J'ai une question candide qui concerne la naissance de l'art.
D'après vous est-il
né spontanément ou pour servir la religion ?
Merci beaucoup, au plaisir de vous lire.
Amicalement,
Bruno San M.
Eh ! oui ! l'art
est-il né spontanément ou pour servir la religion ?
Mais d'abord : qu'est-ce l'art ? Est-ce la représentation
artificielle (c'est-à-dire par des humains) de la réalité
? Ou est-ce la quête du beau ? Tout le monde ne s'accorde pas
là-dessus.
Interrogeons-nous également si l'on peut plaquer nos valeurs contemporaines sur les productions préhistoriques ? Les peintures, sculptures et gravures paléolithiques furent-elles créées pour être belles ou pour être sacrées ou encore pour signifier la puissance de l'homme qui réussit ainsi à recréer la nature ? (C'est certes une lecture déjà orientée que cette dernière lecture, humaniste.)
Dans les premiers temps l'objet était sans doute ramassé quand il était estimé beau ou particulèrement inhabituel, comme à Makapansgat par exemple (3 millions d'années !). Puis on améliora les formes naturelles d'une pierre pour la faire ressembler encore plus à l'homme ou à l'esprit animal (voir Berekhat Ram et La Roche-Cottard ou Har Karkom). Puis les uvres furent créés de toutes pièces, sans doute d'abord en trois dimensions (sculptures) puis en deux dimensions (art pariétal), ce qui équivaut à un degré supplémentaire dans la représentation.
A quoi servaient
ces objets ? Ils devaient avoir une puissance particulière, donc sans
doute un caractère religieux...Il est difficile de penser avec nos
valeurs. Mais est-il plus licite de penser de façon animiste, c'est-à
dire avec la vision d'un chamane ? Que sait-on de la pensée des hommes
du Paléolithique ? Je ne me permets donc pas de répondre à
la question de Bruno. Peut-être le beau fut-il sanctifié ? Je
me contenterai d'évoquer les plus anciens témoignages de l'art
:
Classiquement, on présente plusieurs thèses pour la naissance
de l'art. Voyez les diverses théories exposées par le
site de Christian Reignier et par paleolithique.org
: magie de la chasse, totémisme, chamanisme, ou art pour l'art. Paul
Tréhin a développé une
thèse originale intéressante : l'art figuratif serait dû
à des autistes surdoués de la préhistoire.
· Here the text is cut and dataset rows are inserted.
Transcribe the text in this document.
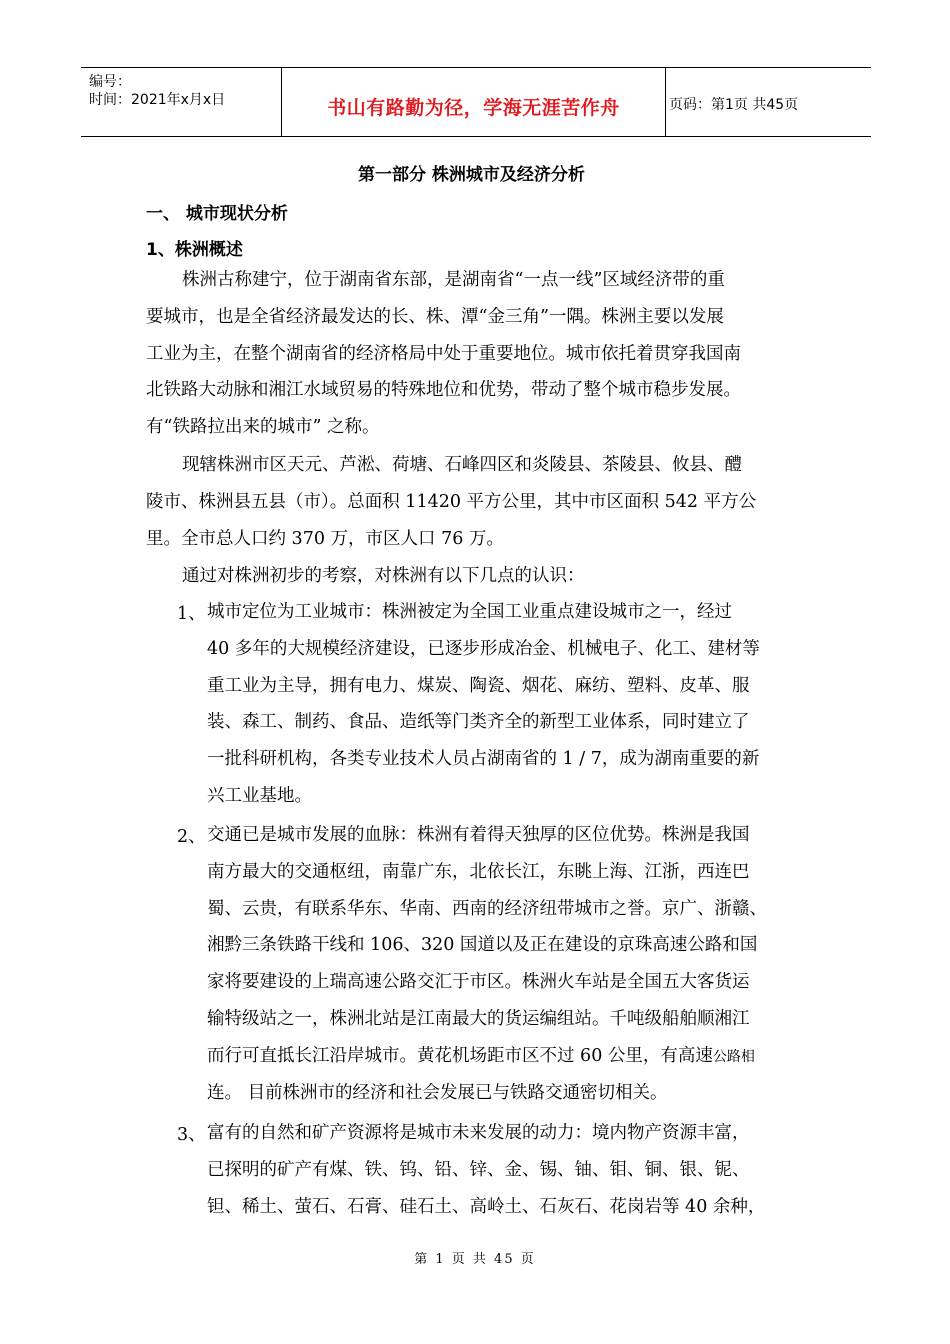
编号：
时间：2021年x月x日	书山有路勤为径，学海无涯苦作舟	页码：第1页 共45页
第一部分 株洲城市及经济分析
一、 城市现状分析
1、株洲概述
株洲古称建宁，位于湖南省东部，是湖南省“一点一线”区域经济带的重
要城市，也是全省经济最发达的长、株、潭“金三角”一隅。株洲主要以发展
工业为主，在整个湖南省的经济格局中处于重要地位。城市依托着贯穿我国南
北铁路大动脉和湘江水域贸易的特殊地位和优势，带动了整个城市稳步发展。
有“铁路拉出来的城市” 之称。
现辖株洲市区天元、芦淞、荷塘、石峰四区和炎陵县、茶陵县、攸县、醴
陵市、株洲县五县（市）。总面积 11420 平方公里，其中市区面积 542 平方公
里。全市总人口约 370 万，市区人口 76 万。
通过对株洲初步的考察，对株洲有以下几点的认识：
1、 城市定位为工业城市：株洲被定为全国工业重点建设城市之一，经过
40 多年的大规模经济建设，已逐步形成冶金、机械电子、化工、建材等
重工业为主导，拥有电力、煤炭、陶瓷、烟花、麻纺、塑料、皮革、服
装、森工、制药、食品、造纸等门类齐全的新型工业体系，同时建立了
一批科研机构，各类专业技术人员占湖南省的 1 / 7，成为湖南重要的新
兴工业基地。
2、 交通已是城市发展的血脉：株洲有着得天独厚的区位优势。株洲是我国
南方最大的交通枢纽，南靠广东，北依长江，东眺上海、江浙，西连巴
蜀、云贵，有联系华东、华南、西南的经济纽带城市之誉。京广、浙赣、
湘黔三条铁路干线和 106、320 国道以及正在建设的京珠高速公路和国
家将要建设的上瑞高速公路交汇于市区。株洲火车站是全国五大客货运
输特级站之一，株洲北站是江南最大的货运编组站。千吨级船舶顺湘江
而行可直抵长江沿岸城市。黄花机场距市区不过 60 公里，有高速公路相
连。 目前株洲市的经济和社会发展已与铁路交通密切相关。
3、 富有的自然和矿产资源将是城市未来发展的动力：境内物产资源丰富，
已探明的矿产有煤、铁、钨、铅、锌、金、锡、铀、钼、铜、银、铌、
钽、稀土、萤石、石膏、硅石土、高岭土、石灰石、花岗岩等 40 余种，
第 1 页 共 45 页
Vous pouvez
poser vos questions ou donner votre avis sur le forum
spécialisé mais encore balbitiant sur l'art préhistorique
(et bien sûr également sur prehistoforum).
Le livre de référence sur le sujet est La Naissance de l'art,
de Michel LORBLANCHET (Errance, 1999).
De même qu'on a pu se demander si l'outil était une caractéristique
du genre humain ou si des Australopithèques ou des Paranthropes en
fabriquaient, une question identique se pose à propos de l'apparition
de l'art : est-il spécifique de l'Homme moderne, ou d'autres
populations comme les Néandertaliens produisaient-ils des uvres
d'art ?
Si les sculptures aurignaciennes du Jura souabe
sont réellement les plus anciennes, l'art serait apparu de manière
soudaine. Mais une autre thèse, celle d'une évolution progressive
vers des formes aussi abouties, repose sur l'existence de proto-figurines
:
- la sculpture de Berekhat Ram (plateau du Golan, dans la zone frontalière
Israël/Syrie), de date incertaine, entre 233 000-330 000 ans et 800 000
ans. Culture acheuléenne ;
- la sculpture de Tan-Tan (sud du Maroc) : proto-figurine en quartzite datant d'il y a environ 400 000 ans (300 000 à 500 000 ans). Acheuléen ;
- la sculpture d'Erfoud (Maroc). Acheuléen.
Les plus anciens indices d'une activité artistique sont des crayons d'ocre de 50 000 BP découverts dans la grotte d'Apollo 11 (Namibie) avec des plaquettes peintes datant de 30 000 BP, et les mains des grottes de Pedra Furada (Brésil) et de Wandjina (Australie) datant de 50 000 BP. Un exemple de proto-art est représenté par le sanctuaire de Har Karkom (Israël, 40 000 BP), un rassemblement de roches aux formes naturellement anthropomorphes et retouchées pour accentuer la ressemblance avec des formes humaines. Quant aux plus anciens indices de la pensée symbolique, ce sont des tablettes gravées de traits retrouvées à Blombos en Afrique du Sud datées cette fois de 79 000 BP, ou peut-être des os gravés de plus d'un million d'années découverts à Kozarnika (Bulgarie).